The soldier took another deep draught and so did his companion. There was silence for a minute or two, then Lieutenant Williams wiped his moist lips on the back of his hand and leaned over confidentially towards his companion.

"Tell you what, I'm sick to death of a lonely life. The servant wenches care for nothing, and the farm is a hole not fit to put my nose in. I want——"

"No, no, t'would never do. The wench is a good wench."

"Not if I give you a hundred pounds down for that little sow I saw in the sty yonder?"

"No, no, Mistress MacArthur and Mistress Laycock would wonder——"

"At so big a price for a pig?"

"It would come to his Honour's ears and he would be confiscating the farm."

"What will you take for the pig? I have set my heart on it," and Williams poured himself out another pannikin of rum.

"The wench must be wed with ring and priest like her mother before her."

"To hold it as lightly as her mother before her?"

"No, she's not that sort, I tell you. She'll stick to her bargain."

"I'll tell you what, Rosen. I'll give you two hundred guineas for that little black sow the day she weds me," and he rose to his feet.

"You mean it honest?" said the settler.

"I swear I do. And the sooner I have to pay it the better I'll be pleased. Hard cash, mind. Luck's been with me of late. And now I shall go and do some wooing, and then, friend Rosen, you must give me a shake-down for the night, for the Indians might have something to say to it if I walk down through the woods to the barracks to-night."

"They don't go about much at night," suggested Rosen.

"There isn't another man in the settlement could pay two hundred guineas down," suggested the soldier significantly, and he strolled off in the moonlight in the direction of the girl.

She saw him coming and was on her feet in a moment.

"Cousin, cousin," she cried, coming towards the house, her skirts trailing over the dewy grass, "it is quite dark but for the moon and the children are by the creek still. Is it quite safe think you?"

"Well, I'm thinking it is," but he whistled shrilly nevertheless, and four little sturdy, bare-legged children came racing toward them.

"Mistress Betty Carew," said Williams, lugubriously, "will you never speak to your humble servant?"

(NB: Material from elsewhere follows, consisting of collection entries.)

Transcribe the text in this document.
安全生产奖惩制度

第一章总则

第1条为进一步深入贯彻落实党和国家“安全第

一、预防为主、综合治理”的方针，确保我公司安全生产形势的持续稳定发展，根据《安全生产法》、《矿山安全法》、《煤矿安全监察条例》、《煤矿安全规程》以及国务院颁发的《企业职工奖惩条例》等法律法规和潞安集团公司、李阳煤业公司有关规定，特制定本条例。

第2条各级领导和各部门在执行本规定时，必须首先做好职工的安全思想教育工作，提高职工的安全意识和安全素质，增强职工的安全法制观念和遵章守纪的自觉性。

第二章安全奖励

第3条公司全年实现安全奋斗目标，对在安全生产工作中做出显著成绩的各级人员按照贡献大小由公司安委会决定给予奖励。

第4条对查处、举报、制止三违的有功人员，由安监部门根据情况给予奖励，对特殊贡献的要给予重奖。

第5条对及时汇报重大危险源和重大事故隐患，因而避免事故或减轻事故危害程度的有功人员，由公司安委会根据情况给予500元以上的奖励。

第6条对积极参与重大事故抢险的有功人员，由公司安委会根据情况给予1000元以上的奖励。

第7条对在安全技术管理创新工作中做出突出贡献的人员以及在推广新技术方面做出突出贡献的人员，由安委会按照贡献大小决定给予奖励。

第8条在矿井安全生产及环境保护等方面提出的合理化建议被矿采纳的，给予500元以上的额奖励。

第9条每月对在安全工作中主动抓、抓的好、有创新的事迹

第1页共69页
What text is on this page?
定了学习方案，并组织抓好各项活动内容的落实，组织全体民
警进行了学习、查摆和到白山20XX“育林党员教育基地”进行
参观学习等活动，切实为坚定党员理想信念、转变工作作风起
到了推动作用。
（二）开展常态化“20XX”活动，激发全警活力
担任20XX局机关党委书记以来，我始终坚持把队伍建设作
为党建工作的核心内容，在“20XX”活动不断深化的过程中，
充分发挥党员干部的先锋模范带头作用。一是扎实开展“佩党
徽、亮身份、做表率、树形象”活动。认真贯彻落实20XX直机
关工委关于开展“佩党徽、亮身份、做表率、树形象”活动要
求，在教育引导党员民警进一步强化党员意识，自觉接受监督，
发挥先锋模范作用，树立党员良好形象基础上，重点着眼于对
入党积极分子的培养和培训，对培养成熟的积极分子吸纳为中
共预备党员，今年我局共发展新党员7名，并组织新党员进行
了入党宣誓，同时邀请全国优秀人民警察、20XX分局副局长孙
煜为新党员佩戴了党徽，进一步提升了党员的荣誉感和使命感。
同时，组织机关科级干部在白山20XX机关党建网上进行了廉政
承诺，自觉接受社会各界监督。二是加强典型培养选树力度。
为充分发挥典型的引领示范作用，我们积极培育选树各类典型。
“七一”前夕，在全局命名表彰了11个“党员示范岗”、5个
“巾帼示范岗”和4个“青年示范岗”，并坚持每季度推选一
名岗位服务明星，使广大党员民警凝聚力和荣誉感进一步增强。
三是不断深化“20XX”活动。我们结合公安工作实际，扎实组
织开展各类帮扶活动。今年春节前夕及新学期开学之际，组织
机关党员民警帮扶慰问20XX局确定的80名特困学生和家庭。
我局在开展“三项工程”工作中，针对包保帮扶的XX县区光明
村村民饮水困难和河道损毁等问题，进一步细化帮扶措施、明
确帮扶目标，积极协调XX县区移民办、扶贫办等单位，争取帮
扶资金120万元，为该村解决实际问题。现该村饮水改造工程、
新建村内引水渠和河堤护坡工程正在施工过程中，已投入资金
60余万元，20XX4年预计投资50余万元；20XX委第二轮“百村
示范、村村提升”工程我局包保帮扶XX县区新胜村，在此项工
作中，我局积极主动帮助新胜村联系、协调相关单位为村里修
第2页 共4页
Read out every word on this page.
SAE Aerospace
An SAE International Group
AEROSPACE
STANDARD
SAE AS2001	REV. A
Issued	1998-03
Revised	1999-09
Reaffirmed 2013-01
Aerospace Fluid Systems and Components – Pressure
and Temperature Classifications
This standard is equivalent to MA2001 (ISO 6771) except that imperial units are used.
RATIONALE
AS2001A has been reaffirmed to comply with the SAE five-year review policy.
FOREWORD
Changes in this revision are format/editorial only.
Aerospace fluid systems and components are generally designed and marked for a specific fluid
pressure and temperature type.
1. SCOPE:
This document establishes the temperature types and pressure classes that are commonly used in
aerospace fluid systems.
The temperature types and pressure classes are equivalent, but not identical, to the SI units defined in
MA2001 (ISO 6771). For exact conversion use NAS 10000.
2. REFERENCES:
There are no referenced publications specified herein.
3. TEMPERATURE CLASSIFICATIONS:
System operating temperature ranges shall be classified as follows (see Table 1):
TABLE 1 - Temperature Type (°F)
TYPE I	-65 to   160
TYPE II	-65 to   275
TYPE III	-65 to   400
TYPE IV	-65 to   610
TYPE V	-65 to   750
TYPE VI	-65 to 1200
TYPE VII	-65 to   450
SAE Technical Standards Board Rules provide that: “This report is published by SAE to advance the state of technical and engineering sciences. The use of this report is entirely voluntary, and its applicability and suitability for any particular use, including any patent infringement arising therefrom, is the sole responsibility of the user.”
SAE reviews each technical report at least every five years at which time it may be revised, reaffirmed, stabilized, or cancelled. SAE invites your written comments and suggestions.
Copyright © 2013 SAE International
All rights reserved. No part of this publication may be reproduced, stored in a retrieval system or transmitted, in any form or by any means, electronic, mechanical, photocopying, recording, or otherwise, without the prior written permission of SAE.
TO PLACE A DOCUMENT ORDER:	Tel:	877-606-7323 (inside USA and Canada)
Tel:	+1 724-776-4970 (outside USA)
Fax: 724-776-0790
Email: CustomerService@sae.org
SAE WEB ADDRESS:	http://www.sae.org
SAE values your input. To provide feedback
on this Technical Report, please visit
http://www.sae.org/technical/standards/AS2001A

She made him a mocking little curtsy.

"You will surely show some hospitality to your cousin's friend."

"Oh, surely, to my cousin's friend," and she captured a small boy as he ran past her and held him in her arms.

"To-morrow, perhaps, you will speak with me? You will allow me to escort you through the woods. There is a beautiful flowering——"

"To-morrow, sir," said she, "my cousin's wife and I wash the linen. The wenches here have small skill and I am good at laundering."

"Tuesday, then?"

"We bake, and I can make bannocks better than the best of them."

"Wednesday, then?"

"You are most kind. But Wednesday, Cousin Rosen is going down to Sydney Cove, and he has promised I shall go, too. I have not been to the settlement since I arrived, and I want some fallals."

Williams muttered something under his breath.

"Good-night to you, then," and he turned on his heel and Betty, lightly laughing, carried the tired little boy into the house.